A Forestry Corporation of NSW spokesperson said the definition is “very subjective”.
“Rocky outcrops are an important environmental feature in this region, but they are notoriously difficult to define because what constitutes a rocky outcrop is often very subjective, even for very well trained and highly experienced staff,” they said.
“We’ve been working collaboratively with the EPA for many years to continuously improve identification of rocky outcrops.
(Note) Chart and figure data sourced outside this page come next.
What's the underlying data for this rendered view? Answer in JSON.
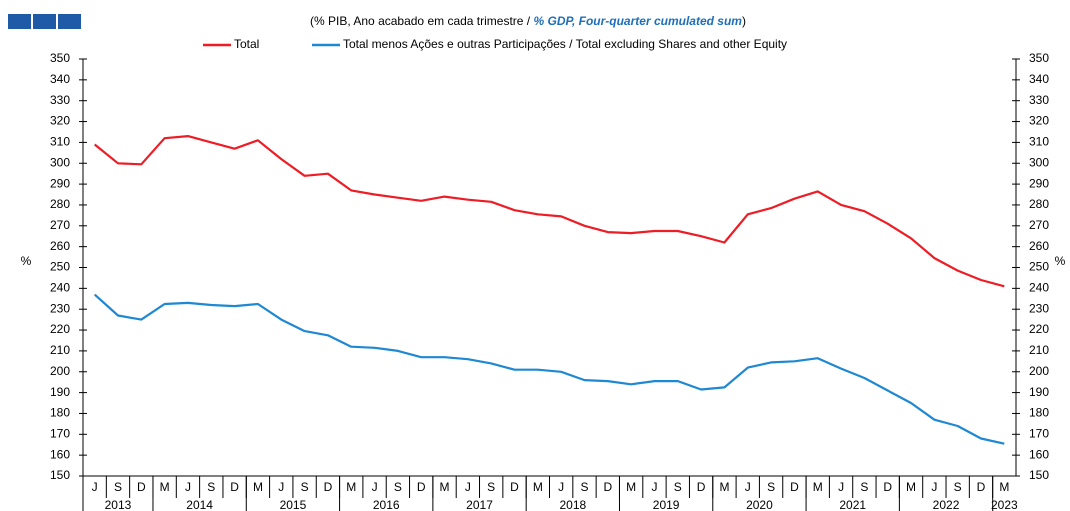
{
  "chart_data": {
    "type": "line",
    "subtitle_pt": "(% PIB, Ano acabado em cada trimestre /",
    "subtitle_en": "% GDP, Four-quarter cumulated sum",
    "subtitle_close": ")",
    "y_label": "%",
    "y2_label": "%",
    "categories": [
      "J",
      "S",
      "D",
      "M",
      "J",
      "S",
      "D",
      "M",
      "J",
      "S",
      "D",
      "M",
      "J",
      "S",
      "D",
      "M",
      "J",
      "S",
      "D",
      "M",
      "J",
      "S",
      "D",
      "M",
      "J",
      "S",
      "D",
      "M",
      "J",
      "S",
      "D",
      "M",
      "J",
      "S",
      "D",
      "M",
      "J",
      "S",
      "D",
      "M"
    ],
    "year_groups": [
      {
        "label": "2013",
        "span": 3
      },
      {
        "label": "2014",
        "span": 4
      },
      {
        "label": "2015",
        "span": 4
      },
      {
        "label": "2016",
        "span": 4
      },
      {
        "label": "2017",
        "span": 4
      },
      {
        "label": "2018",
        "span": 4
      },
      {
        "label": "2019",
        "span": 4
      },
      {
        "label": "2020",
        "span": 4
      },
      {
        "label": "2021",
        "span": 4
      },
      {
        "label": "2022",
        "span": 4
      },
      {
        "label": "2023",
        "span": 1
      }
    ],
    "series": [
      {
        "name": "Total",
        "color": "#ee1c25",
        "values": [
          309,
          300,
          299.5,
          312,
          313,
          310,
          307,
          311,
          302,
          294,
          295,
          287,
          285,
          283.5,
          282,
          284,
          282.5,
          281.5,
          277.5,
          275.5,
          274.5,
          270,
          267,
          266.5,
          267.5,
          267.5,
          265,
          262,
          275.5,
          278.5,
          283,
          286.5,
          280,
          277,
          271,
          264,
          254.5,
          248.5,
          244,
          241
        ]
      },
      {
        "name": "Total menos Ações e outras Participações / Total excluding Shares and other Equity",
        "color": "#1e88d2",
        "values": [
          237,
          227,
          225,
          232.5,
          233,
          232,
          231.5,
          232.5,
          225,
          219.5,
          217.5,
          212,
          211.5,
          210,
          207,
          207,
          206,
          204,
          201,
          201,
          200,
          196,
          195.5,
          194,
          195.5,
          195.5,
          191.5,
          192.5,
          202,
          204.5,
          205,
          206.5,
          201.5,
          197,
          191,
          185,
          177,
          174,
          168,
          165.5
        ]
      }
    ],
    "ylim": [
      150,
      350
    ],
    "yticks": [
      150,
      160,
      170,
      180,
      190,
      200,
      210,
      220,
      230,
      240,
      250,
      260,
      270,
      280,
      290,
      300,
      310,
      320,
      330,
      340,
      350
    ],
    "y2lim": [
      150,
      350
    ],
    "y2ticks": [
      150,
      160,
      170,
      180,
      190,
      200,
      210,
      220,
      230,
      240,
      250,
      260,
      270,
      280,
      290,
      300,
      310,
      320,
      330,
      340,
      350
    ]
  }
}
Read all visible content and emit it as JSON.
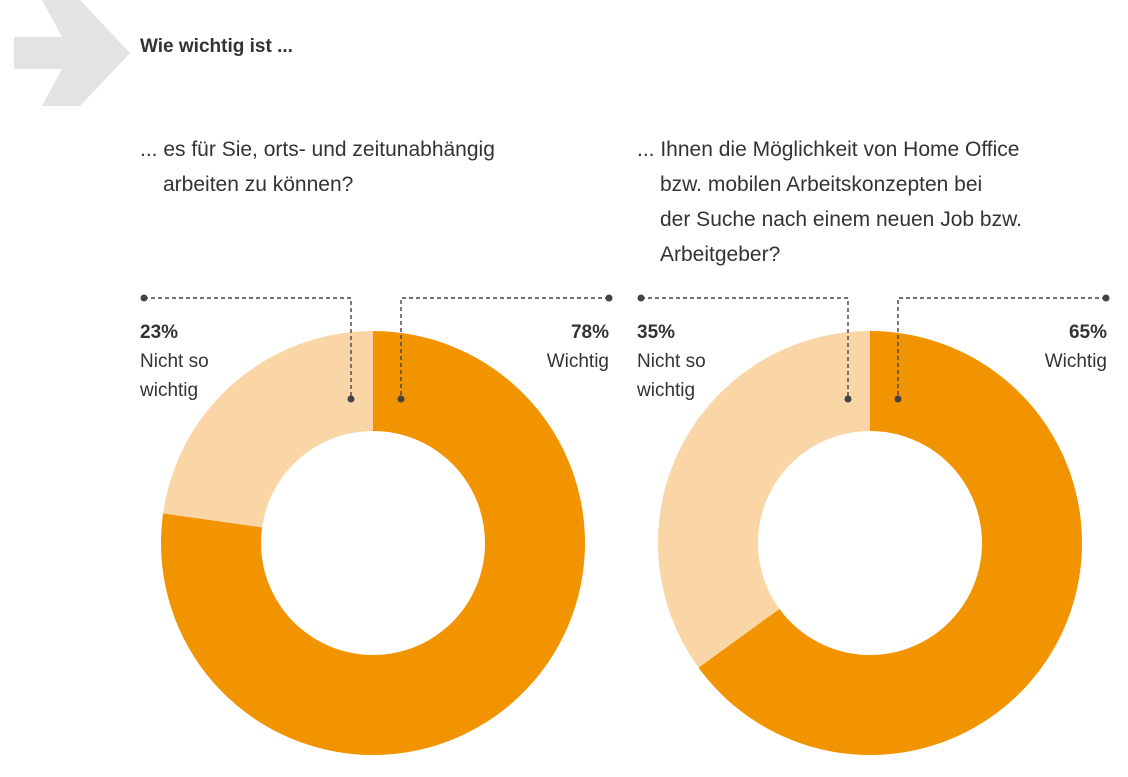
{
  "header": {
    "title": "Wie wichtig ist ..."
  },
  "questions": [
    {
      "line1": "... es für Sie, orts- und zeitunabhängig",
      "line2": "arbeiten zu können?",
      "line3": "",
      "line4": ""
    },
    {
      "line1": "... Ihnen die Möglichkeit von Home Office",
      "line2": "bzw. mobilen Arbeitskonzepten bei",
      "line3": "der Suche nach einem neuen Job bzw.",
      "line4": "Arbeitgeber?"
    }
  ],
  "labels": [
    {
      "left_pct": "23%",
      "left_text_1": "Nicht so",
      "left_text_2": "wichtig",
      "right_pct": "78%",
      "right_text": "Wichtig"
    },
    {
      "left_pct": "35%",
      "left_text_1": "Nicht so",
      "left_text_2": "wichtig",
      "right_pct": "65%",
      "right_text": "Wichtig"
    }
  ],
  "colors": {
    "important": "#f29400",
    "not_important": "#fad5a6",
    "leader": "#444444",
    "arrow": "#e3e3e3"
  },
  "chart_data": [
    {
      "type": "pie",
      "categories": [
        "Nicht so wichtig",
        "Wichtig"
      ],
      "values": [
        23,
        78
      ]
    },
    {
      "type": "pie",
      "categories": [
        "Nicht so wichtig",
        "Wichtig"
      ],
      "values": [
        35,
        65
      ]
    }
  ]
}
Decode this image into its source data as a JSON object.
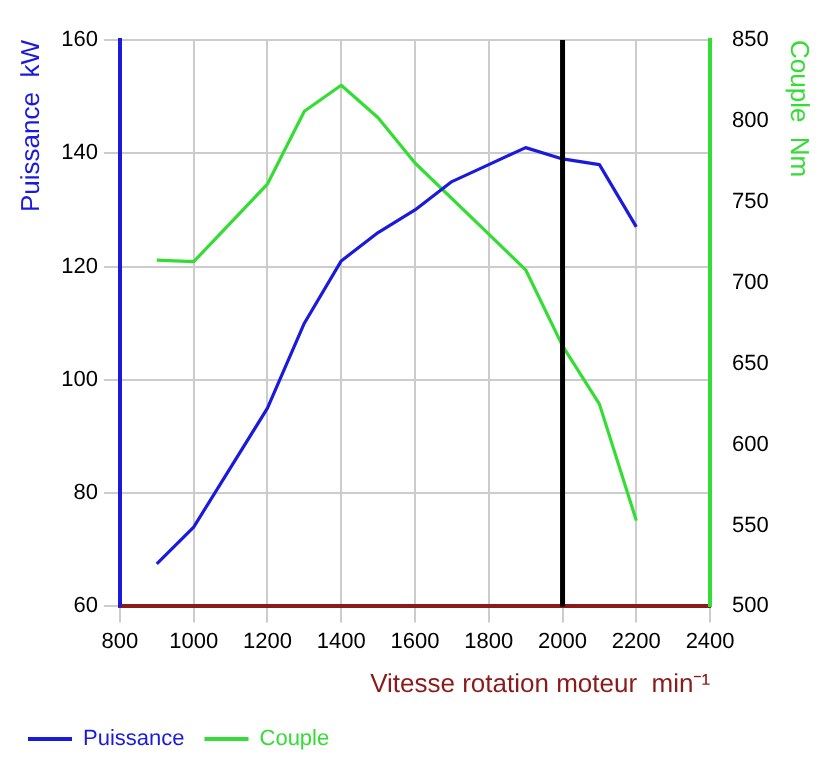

As part of this work we’ve been using LiDAR technology to improve identification of rocky outcrops in the region.
“LiDAR uses millions of tiny lights beamed down from an aircraft to accurately map and model ground features, including those under the canopy, so it’s something that could have great benefits in removing any subjectivity over the long term and something we’re investing significant resources and money in,” the spokesperson said.
A second compliance operation was undertaken by the NSW EPA at Tallaganda State Forest on the Southern Tablelands, and are also planned for the state’s North Coast.
EPA director of forestry Michael Hood said the authority plays an important role in ensuring logging operations in native forests are sustainable and can continue to support environmental, social and economic values for current and future generations.
“Native forests provide clean water, healthy wildlife habitats and regional employment for communities all across NSW,” Mr Hood said.
“The EPA’s logging rules are in place to protect these.
“Between January and March this year, the EPA has already been on-site at 18 forestry operations, on both public and private land, to ensure correct practices are being followed.
“Our aim is to target high risk operations where there are important values to be protected, such as rivers and streams, or threatened ecological communities or species, such as koalas.”